Speak to the police and find out how they can help. There have been recent cases where the perpetrators have been prosecuted under legislation relating to threatening behaviour.
This is a new form of abuse, and as such the law, police and prosecution response to this is still catching up and being developed. However, if you have been made to feel scared, frightened or humiliated, the law can help.
If you are based in England and Wales, there is now a new, specific offence on Revenge Porn that can carry a sentence of up to two years.
If you are based in Scotland, there are tools that the Police and COPFS can use, but there is as yet, no specific offence.
What you can do
If you don’t feel able to speak to the Police, or the Police are unable to help, there are some things you can do.

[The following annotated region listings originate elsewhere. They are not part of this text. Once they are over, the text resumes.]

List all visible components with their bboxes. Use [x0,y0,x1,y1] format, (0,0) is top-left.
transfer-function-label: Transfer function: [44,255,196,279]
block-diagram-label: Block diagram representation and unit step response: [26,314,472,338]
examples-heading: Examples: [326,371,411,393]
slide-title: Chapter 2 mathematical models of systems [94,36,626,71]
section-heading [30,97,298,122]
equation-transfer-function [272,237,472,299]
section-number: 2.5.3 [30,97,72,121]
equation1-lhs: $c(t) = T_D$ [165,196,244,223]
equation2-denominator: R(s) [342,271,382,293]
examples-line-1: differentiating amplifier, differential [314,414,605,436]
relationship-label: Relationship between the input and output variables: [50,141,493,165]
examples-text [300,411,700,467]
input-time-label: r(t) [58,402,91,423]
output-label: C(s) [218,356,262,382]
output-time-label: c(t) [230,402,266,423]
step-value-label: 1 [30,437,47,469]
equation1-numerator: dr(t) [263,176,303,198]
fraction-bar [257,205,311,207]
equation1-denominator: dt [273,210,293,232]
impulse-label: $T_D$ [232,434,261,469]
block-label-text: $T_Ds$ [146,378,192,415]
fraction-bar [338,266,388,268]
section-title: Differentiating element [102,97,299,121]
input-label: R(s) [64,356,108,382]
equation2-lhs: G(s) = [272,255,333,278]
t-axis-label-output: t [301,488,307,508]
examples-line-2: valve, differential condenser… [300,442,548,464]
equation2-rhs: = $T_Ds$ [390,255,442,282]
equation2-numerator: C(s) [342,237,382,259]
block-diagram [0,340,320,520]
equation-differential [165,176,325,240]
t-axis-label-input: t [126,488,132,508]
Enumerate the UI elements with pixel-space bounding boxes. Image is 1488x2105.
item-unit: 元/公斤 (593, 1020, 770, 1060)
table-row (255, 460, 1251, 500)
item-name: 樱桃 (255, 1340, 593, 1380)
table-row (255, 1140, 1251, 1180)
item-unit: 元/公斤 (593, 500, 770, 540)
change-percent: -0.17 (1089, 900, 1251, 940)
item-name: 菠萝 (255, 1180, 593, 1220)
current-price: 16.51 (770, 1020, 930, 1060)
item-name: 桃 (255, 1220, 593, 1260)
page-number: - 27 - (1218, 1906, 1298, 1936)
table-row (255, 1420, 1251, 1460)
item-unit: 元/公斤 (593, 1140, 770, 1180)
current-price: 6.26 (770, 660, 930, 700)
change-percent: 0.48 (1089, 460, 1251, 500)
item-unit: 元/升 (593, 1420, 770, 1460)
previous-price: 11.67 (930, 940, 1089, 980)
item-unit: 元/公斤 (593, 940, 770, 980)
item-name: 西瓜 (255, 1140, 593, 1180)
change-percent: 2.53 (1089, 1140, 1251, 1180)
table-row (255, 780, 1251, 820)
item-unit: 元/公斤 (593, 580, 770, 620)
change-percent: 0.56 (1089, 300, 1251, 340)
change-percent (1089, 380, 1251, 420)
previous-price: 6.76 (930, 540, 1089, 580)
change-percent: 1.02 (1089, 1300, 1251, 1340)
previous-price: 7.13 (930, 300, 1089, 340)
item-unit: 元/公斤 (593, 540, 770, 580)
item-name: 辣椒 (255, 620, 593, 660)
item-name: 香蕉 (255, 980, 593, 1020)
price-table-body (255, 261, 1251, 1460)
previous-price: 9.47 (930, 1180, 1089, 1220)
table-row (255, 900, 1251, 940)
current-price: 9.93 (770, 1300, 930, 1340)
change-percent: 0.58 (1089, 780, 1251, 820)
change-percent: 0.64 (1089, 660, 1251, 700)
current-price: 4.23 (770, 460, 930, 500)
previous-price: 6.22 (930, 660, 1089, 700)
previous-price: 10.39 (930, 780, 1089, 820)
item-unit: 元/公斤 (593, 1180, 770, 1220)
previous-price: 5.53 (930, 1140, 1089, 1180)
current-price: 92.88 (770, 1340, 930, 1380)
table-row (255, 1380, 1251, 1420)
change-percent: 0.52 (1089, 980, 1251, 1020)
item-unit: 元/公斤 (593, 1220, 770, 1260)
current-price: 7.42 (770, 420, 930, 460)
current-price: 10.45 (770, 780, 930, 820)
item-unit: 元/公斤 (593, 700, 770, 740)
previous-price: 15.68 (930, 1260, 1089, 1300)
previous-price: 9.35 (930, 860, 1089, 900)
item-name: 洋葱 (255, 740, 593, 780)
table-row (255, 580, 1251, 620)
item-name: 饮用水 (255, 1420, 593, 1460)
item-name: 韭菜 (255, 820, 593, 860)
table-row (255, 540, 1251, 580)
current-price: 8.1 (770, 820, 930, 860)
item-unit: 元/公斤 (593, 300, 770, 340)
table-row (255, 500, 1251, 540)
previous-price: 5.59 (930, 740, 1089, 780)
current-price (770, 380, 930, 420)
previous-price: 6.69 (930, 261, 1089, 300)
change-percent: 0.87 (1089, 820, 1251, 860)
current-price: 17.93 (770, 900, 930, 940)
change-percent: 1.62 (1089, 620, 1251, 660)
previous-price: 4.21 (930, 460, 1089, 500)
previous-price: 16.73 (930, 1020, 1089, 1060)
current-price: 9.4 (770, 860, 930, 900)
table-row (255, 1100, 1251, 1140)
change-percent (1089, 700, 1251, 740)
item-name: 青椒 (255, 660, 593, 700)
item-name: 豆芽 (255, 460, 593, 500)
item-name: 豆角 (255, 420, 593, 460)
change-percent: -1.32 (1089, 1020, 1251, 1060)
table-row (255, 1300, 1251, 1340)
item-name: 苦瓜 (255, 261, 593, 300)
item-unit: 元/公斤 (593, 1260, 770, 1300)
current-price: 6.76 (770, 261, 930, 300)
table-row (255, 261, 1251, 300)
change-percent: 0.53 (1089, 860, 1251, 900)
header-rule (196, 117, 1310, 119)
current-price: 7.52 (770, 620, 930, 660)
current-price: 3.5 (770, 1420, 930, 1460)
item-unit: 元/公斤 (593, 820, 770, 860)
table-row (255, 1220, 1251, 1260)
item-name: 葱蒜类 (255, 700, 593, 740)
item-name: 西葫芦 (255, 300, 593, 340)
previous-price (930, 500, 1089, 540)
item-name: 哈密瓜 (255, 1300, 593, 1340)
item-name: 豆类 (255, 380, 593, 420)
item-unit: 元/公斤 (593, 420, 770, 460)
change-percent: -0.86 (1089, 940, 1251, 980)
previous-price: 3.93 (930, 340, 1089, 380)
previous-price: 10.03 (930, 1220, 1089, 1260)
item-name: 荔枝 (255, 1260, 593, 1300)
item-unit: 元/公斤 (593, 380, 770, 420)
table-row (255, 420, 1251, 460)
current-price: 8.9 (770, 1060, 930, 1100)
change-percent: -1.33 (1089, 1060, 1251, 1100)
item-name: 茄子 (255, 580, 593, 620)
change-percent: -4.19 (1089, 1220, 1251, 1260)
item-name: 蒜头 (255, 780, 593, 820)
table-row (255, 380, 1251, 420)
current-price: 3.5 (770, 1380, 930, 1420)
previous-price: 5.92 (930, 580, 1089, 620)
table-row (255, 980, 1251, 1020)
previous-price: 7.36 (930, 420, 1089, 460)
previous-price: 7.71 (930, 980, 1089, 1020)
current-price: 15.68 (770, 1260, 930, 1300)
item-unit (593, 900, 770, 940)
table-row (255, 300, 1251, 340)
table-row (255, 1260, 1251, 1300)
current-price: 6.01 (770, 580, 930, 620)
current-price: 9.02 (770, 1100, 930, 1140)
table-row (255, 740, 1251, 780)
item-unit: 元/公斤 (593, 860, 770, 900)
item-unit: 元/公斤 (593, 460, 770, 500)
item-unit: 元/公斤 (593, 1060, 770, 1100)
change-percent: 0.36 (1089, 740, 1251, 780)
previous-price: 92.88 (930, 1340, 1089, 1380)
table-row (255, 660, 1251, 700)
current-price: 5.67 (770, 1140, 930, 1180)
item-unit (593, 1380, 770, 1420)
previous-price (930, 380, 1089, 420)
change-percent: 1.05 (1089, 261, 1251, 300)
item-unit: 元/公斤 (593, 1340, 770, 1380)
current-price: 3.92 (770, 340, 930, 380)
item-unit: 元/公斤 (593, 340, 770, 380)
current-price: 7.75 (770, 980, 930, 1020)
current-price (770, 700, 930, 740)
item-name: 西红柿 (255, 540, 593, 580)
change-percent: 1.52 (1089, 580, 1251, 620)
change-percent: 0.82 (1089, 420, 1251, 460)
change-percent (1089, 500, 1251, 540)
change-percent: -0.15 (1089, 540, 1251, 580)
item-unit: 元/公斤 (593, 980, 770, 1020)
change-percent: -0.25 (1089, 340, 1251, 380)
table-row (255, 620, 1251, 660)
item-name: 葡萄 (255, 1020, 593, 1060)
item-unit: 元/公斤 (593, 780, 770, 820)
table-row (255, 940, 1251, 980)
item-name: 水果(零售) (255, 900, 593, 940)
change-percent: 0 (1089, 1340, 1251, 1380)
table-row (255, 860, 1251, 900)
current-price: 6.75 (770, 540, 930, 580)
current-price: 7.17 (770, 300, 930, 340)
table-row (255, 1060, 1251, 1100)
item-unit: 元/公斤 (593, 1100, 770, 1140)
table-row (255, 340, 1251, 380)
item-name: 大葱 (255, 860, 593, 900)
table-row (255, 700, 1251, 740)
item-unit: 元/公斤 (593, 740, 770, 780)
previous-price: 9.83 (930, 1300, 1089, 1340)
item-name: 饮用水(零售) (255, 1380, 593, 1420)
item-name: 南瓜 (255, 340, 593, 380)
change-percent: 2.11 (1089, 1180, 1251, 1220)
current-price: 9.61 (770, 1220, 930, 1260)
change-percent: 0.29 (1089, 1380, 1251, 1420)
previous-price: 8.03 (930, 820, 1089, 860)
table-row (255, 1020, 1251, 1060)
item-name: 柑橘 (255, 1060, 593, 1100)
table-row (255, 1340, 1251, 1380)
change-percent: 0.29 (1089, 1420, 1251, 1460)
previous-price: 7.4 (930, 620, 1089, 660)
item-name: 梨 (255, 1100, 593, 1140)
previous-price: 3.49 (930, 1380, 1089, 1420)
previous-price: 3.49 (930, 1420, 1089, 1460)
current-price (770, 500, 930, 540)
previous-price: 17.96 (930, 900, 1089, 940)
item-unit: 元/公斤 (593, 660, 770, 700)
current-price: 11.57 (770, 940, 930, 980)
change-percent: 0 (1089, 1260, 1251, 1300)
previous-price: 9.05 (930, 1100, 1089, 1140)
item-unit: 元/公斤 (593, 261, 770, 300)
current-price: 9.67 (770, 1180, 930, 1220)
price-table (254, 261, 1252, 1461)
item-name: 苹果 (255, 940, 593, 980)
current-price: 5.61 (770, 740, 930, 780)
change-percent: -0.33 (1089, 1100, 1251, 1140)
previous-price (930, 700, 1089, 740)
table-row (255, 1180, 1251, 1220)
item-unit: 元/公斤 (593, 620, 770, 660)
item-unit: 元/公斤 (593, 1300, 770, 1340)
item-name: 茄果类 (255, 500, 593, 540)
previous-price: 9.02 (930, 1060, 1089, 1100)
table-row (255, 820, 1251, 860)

Although user agreements on many sites make it difficult to force the hosting site to remove the pictures, you may be able to invoke copyright legislation.
The Ban Revenge Porn site, launched by Heather Robertson after her friend was a victim of revenge porn, has useful information:
The Information Ccommissioners Officer has this advice
“Write or email the social network (for example, the website) that holds the information about you and ask them to remove it. Keep a copy of your correspondence and a note of the date you sent it. If the information is not removed, you should ask the website owners to explain why and what they are able to do to help you get the information removed or amended. If the website is based in the UK you can report your concerns to us, http://ico.org.uk/concerns after you have received your explanation.
The Right to be Forgotten
Google and Bing now forms you can fill in to ask for content relating to searches about you to be removed.
If you’ve witnessed victimisation online
Facebook, and other social networking sites that may host these images, have no legal culpability due to user agreements. However, all sites should have a function whereby you can report the page to the site administrators.